Джонкиль постояла в будке, точно в маленьком космическом корабле, опустившемся на неведомую и враждебную планету, где ветер несет сор чужой, непонятной жизни.

Не дури! — велела самой себе Джонкиль. Вышла из будки и, пригибаясь, двинулась против ветра. Настоящая пыльная буря, ничего общего с мягким ласковым ветерком, который дует в нормальных, цивилизованных краях. — Подумаешь, сон. Это от одиночества. Всего-навсего старая картина, да к тому же еще и скверная. Возвращайся к работе, и все пройдет.


И Джонкиль вернулась к работе. Она методично сфотографировала все образцы резьбы в палаццо, показавшиеся ей необычными или как-то связанными с Венерой: изображение богини верхом на полумесяце; змею, обвивающую то ли планету, то ли шар. Перебросила фотографий в компьютер, распечатала и развесила распечатки по стенам своей комнаты. Портрет Ионинны Джонкиль уже успела убрать, но то ли она утомилась, то ли еще что, картина показалась ей тяжелее, чем в первый раз. В гостиной Джонкиль прислонила портрет лицом к стене, точнее, к зеркалам. Теперь ее отделяли от Ионинны метров двадцать пять, да еще плотно запертая дверь.

Она вновь обошла палаццо, измеряя, записывая цифры, делая заметки. Открыла ставни и долго смотрела на каменный улей города и на водную гладь. Ветер стих, на город наползал туман, и к середине дня он поглотил современные башни по ту сторону лагуны, точно их и не было.

— Здешний свет всегда отливает зеленью, — добавила Джонкиль, — смесью желтого и синего. Когда небо на рассвете или на закате розовеет, вода делается зеленой, точно микстура в аптечной склянке.

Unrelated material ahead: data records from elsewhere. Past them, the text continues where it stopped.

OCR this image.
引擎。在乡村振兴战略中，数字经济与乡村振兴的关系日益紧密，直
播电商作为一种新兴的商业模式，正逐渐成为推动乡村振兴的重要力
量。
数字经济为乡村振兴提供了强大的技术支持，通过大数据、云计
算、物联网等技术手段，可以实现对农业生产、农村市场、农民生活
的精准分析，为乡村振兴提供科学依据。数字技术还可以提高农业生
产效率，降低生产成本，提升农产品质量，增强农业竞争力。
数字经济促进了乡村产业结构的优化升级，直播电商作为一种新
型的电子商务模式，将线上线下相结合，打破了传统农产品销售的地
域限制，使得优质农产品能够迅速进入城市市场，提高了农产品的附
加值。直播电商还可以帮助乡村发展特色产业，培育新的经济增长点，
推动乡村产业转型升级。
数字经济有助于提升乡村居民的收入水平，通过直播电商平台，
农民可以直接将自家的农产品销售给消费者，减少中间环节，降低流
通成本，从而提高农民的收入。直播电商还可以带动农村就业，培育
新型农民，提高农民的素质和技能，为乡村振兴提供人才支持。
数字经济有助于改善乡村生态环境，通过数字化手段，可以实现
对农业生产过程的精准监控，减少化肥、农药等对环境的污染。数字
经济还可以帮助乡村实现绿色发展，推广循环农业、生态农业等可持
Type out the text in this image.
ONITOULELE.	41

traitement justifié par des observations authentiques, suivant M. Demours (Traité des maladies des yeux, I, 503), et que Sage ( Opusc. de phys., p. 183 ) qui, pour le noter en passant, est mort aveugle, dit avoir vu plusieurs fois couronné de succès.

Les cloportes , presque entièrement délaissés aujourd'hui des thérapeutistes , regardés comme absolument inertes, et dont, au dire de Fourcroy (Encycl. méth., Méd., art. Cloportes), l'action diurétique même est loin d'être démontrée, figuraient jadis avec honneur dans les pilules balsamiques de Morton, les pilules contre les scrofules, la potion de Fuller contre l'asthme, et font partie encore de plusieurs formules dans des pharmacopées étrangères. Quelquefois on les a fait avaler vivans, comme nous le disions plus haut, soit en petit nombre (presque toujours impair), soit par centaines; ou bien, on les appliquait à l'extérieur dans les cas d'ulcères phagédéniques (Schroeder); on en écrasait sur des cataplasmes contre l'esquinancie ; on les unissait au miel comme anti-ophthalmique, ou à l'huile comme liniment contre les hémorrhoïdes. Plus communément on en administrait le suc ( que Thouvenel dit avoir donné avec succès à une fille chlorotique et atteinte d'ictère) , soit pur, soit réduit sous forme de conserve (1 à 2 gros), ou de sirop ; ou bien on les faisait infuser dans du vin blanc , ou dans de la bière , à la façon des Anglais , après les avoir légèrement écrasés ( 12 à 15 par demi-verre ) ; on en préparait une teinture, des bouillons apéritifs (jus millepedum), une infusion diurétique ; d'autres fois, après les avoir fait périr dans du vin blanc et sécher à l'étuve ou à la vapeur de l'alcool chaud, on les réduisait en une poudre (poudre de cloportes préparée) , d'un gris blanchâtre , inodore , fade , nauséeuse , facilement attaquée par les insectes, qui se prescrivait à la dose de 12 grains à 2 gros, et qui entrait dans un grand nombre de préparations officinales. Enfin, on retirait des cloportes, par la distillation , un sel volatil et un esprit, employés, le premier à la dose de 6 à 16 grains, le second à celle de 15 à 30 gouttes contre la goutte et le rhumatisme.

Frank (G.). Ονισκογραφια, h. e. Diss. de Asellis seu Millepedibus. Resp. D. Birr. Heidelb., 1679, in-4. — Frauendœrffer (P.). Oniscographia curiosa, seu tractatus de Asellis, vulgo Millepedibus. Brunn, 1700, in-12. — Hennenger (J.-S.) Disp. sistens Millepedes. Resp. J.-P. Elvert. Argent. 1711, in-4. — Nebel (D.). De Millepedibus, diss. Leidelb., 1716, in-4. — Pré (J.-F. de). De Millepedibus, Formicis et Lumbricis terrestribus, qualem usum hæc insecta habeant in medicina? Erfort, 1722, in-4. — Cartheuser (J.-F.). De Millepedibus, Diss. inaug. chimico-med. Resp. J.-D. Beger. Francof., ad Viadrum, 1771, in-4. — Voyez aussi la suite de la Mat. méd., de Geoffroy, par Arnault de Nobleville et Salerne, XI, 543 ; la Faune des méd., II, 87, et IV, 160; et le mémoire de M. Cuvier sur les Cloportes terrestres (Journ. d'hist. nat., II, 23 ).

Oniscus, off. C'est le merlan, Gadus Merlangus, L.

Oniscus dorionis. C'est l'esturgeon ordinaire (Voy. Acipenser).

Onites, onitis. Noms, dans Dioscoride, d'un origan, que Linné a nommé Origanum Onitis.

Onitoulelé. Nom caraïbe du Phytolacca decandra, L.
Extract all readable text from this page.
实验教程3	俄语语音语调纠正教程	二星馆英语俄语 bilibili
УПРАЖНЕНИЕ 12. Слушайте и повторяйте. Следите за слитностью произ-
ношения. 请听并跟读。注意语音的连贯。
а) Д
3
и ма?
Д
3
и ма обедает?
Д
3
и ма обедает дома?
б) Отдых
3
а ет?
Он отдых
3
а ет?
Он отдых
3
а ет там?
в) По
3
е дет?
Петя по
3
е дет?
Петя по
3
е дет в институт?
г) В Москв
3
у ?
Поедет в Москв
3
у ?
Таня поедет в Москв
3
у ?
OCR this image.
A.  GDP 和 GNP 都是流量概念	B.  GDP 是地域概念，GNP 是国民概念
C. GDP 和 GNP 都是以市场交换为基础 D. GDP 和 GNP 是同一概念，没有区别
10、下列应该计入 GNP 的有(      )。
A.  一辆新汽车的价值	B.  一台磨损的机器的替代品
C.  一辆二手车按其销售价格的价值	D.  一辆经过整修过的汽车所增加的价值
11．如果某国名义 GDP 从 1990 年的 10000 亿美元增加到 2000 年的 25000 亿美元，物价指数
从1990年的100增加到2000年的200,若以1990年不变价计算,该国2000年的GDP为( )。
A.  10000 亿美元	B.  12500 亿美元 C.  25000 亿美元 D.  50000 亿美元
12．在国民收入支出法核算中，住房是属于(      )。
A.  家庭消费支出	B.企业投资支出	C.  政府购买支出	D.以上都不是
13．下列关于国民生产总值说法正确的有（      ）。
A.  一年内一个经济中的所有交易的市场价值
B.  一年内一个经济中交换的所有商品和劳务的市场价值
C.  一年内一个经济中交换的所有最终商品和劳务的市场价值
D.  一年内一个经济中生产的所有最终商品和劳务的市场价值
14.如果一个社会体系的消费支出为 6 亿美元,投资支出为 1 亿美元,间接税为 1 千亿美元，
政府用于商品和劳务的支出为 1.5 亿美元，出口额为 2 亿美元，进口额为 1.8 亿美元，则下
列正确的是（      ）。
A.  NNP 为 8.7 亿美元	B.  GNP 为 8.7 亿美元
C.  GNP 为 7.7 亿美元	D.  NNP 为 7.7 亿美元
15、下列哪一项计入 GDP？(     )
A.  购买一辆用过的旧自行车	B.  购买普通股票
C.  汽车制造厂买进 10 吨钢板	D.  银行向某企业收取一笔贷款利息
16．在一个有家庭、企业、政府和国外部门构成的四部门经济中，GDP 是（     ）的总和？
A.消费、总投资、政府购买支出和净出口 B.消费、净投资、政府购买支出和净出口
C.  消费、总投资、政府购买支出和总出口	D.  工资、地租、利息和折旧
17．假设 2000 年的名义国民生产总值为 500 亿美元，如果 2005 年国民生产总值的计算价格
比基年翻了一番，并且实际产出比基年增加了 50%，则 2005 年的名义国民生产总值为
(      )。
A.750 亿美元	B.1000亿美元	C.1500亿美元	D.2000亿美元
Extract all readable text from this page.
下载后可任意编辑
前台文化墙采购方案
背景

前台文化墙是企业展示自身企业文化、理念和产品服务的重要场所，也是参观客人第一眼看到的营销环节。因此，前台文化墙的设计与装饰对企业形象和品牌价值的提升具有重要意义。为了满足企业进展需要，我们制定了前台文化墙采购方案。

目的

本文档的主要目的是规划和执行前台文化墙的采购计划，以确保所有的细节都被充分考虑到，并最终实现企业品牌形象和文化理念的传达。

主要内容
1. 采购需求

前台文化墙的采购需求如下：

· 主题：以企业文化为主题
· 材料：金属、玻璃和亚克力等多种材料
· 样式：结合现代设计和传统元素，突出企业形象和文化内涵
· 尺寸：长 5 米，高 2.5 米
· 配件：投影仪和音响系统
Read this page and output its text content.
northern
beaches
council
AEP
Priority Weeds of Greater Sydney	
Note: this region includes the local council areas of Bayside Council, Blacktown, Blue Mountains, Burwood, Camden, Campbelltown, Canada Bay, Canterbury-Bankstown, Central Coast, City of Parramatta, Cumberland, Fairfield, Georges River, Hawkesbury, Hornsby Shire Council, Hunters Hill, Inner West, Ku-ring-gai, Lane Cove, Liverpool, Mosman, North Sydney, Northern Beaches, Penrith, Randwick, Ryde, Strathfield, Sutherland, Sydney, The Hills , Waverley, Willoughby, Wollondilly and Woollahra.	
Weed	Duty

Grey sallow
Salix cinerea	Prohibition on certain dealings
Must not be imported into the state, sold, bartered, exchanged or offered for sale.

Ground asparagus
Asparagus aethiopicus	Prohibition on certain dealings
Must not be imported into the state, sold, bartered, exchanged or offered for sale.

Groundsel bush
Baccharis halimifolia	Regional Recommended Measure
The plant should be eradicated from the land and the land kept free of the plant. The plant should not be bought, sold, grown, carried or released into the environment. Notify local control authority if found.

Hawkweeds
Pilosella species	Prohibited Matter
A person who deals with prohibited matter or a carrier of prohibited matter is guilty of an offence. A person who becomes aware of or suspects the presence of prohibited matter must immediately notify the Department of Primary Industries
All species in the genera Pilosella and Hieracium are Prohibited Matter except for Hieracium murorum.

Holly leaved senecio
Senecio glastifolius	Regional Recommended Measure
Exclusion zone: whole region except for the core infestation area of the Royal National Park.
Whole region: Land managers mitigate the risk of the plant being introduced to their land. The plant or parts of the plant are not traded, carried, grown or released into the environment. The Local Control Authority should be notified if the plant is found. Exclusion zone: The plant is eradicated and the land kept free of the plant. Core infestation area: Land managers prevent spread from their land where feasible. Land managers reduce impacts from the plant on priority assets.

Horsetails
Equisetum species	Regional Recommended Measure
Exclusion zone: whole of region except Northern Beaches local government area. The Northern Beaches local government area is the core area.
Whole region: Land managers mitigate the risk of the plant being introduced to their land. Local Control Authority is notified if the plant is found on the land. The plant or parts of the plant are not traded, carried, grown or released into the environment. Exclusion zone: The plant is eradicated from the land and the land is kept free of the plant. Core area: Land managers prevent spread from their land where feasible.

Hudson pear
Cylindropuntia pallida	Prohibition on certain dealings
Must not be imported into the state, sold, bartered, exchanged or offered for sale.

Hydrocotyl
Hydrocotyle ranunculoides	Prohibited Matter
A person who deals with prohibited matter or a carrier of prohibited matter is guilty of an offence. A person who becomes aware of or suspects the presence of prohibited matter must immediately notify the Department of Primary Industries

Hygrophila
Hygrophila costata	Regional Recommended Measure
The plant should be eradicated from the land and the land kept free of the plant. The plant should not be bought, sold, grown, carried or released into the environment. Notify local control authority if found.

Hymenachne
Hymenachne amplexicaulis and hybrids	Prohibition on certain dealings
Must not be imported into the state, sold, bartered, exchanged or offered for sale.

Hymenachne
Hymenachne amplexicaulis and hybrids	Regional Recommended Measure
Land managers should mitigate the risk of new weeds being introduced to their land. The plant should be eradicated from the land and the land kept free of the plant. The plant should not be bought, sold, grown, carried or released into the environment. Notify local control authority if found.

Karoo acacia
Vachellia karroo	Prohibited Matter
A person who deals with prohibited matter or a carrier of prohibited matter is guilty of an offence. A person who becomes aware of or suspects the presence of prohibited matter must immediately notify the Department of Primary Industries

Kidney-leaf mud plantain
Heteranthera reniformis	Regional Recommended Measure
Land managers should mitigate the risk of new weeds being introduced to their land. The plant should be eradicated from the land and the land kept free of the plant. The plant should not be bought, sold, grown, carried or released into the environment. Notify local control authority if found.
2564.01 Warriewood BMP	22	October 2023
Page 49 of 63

Через два часа солнце склонится к закату и наступит ночь.

Нет, ну это просто смешно. Чего таить, признайся себе, ты нервничаешь, ты чего-то ждешь. Но нечего бояться и тем более нечего предвкушать, так что не глупи.

Джонкиль ощущала подавленность, слабость, даже изнеможение, поэтому приняла двойную дозу витаминов. Она вскользь подумала, не в отравлении ли дело. Может, она съела что-то не то на прощальной вечеринке. Да, точно, вот из-за этого кошмары и снятся.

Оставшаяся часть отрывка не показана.